The red-faced man smiled. “Leila here says I’ve lost all my manners down here and I reckon she’s right.” He stepped outside and tossed the cigarette onto the cobblestones.
“His wife shook her head in mock disgust. “Men?” she said, as if it were a question. Then she gave the elderly woman a conspiratorial smile. “Y’all certain you don’t want to sell that painting?” Her drawl seemed to be getting thicker.
Her husband chuckled. “I know where this is going,” he said. He dipped a fat hand into his pants pocket and pulled out a folded wad of pesos. I don’t know why it is, but I don’t think I’ve ever seen a Texan use a wallet in San Miguel. Hell, maybe they don’t use them in Texas either.
He flipped through a stack of one-hundred peso notes and said, “Just tell me when to stop.”
The elderly woman shot me a glance and I raised an eyebrow. I think she knew they were going to keep on until they got what they wanted. They just seemed like the type.
“She can’t sell you that painting because I already bought it,” I said.
That did nothing to slow down the husband. “Then how much do you want for it?” he said, still flipping bills.
“You know what?” said the elderly woman. “Why don’t you just take it.”
The husband stopped flipping through his money and gave his wife a look of surprise. “Hold on there,” he said. “We mean to pay for it. Just tell me how much.”
“It doesn’t matter,” said the elderly woman. “Please. Just take it.”

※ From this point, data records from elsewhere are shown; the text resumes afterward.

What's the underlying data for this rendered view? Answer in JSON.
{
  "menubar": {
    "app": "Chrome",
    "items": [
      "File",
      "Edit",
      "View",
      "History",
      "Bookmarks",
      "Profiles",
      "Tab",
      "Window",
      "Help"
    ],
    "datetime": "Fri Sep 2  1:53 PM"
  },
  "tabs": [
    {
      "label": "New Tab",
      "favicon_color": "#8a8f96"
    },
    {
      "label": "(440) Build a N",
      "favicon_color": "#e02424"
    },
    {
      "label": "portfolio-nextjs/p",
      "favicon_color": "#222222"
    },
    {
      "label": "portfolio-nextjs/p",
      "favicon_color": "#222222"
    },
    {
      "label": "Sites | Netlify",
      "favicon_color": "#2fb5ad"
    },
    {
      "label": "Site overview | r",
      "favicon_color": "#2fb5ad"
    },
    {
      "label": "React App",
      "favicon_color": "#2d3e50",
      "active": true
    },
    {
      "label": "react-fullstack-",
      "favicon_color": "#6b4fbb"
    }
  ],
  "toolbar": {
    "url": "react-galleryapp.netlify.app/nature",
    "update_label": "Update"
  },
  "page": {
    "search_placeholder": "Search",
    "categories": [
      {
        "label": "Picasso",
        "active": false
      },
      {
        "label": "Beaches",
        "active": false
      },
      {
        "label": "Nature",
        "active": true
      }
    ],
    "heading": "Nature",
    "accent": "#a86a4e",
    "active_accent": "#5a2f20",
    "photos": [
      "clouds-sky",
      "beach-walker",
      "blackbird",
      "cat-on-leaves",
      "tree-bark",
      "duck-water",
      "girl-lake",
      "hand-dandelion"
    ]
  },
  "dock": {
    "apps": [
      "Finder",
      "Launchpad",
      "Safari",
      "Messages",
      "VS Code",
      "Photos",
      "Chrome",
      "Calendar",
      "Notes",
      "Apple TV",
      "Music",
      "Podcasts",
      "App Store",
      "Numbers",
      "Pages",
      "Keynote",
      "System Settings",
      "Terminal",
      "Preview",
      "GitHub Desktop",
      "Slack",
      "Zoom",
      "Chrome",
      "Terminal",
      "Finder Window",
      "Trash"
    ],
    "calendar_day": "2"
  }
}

Telling them they could have the painting took all the fun out of it for them, of course. They looked at each other, confused, and then the woman reminded Darryl that they were late for a lunch engagement at Villa Jacaranda and they hurried out into the late afternoon glare of Aldama without looking back.
When they were gone, I apologized to the elderly woman. I don’t know why. I guess I just felt bad that this Texan couple had been so unpleasant. She asked me if I’d like a cup of tea and I didn’t but I told her that would be lovely. We sat in her living room, with most of her possessions spilling out of cardboard boxes, and she told me about her husband working for the military and then being posted in Mexico City—“This was way back during Eisenhower,” she said, “when living in Mexico was quite an adventure.” Then she mentioned again how much they’d both loved San Miguel.
I asked her if her husband was buried in the panteon outside of town. “No,” she said. “Neither one of us ever liked that place. Too sterile. At least the American section.” Then she pointed towards one of the beautiful Talavera vases. “He’s in that,” she said. “I had him cremated. Don’t know what I’ll do with him when I get home.” She was silent for a moment and then said, “Too much to think about.”
I smiled and thanked her for the tea and told her I had to be going.
“Would you do me a favor?” she asked as I stood up.
“Would you take that painting with you?” It was the watercolor her husband had painted.
“I really couldn’t,” I said. “Now that I know what it means to you.”
“But that’s just it,” she said. “I somehow feel like that Texan couple were giving me a message to find a better home for that painting. And I don’t know why, but I just feel certain that you’re the one who should have it.”
I tried to pay her for it but she refused my money. “It’s a gift,” she said. “Take care of it and maybe down the line you can give it to someone else sometime. My husband would like that.”
I carefully pried the painting off the wall and carried it under my arm down Aldama street. In the evening I hung it on the pale blue wall of my living room, facing the Parroquia.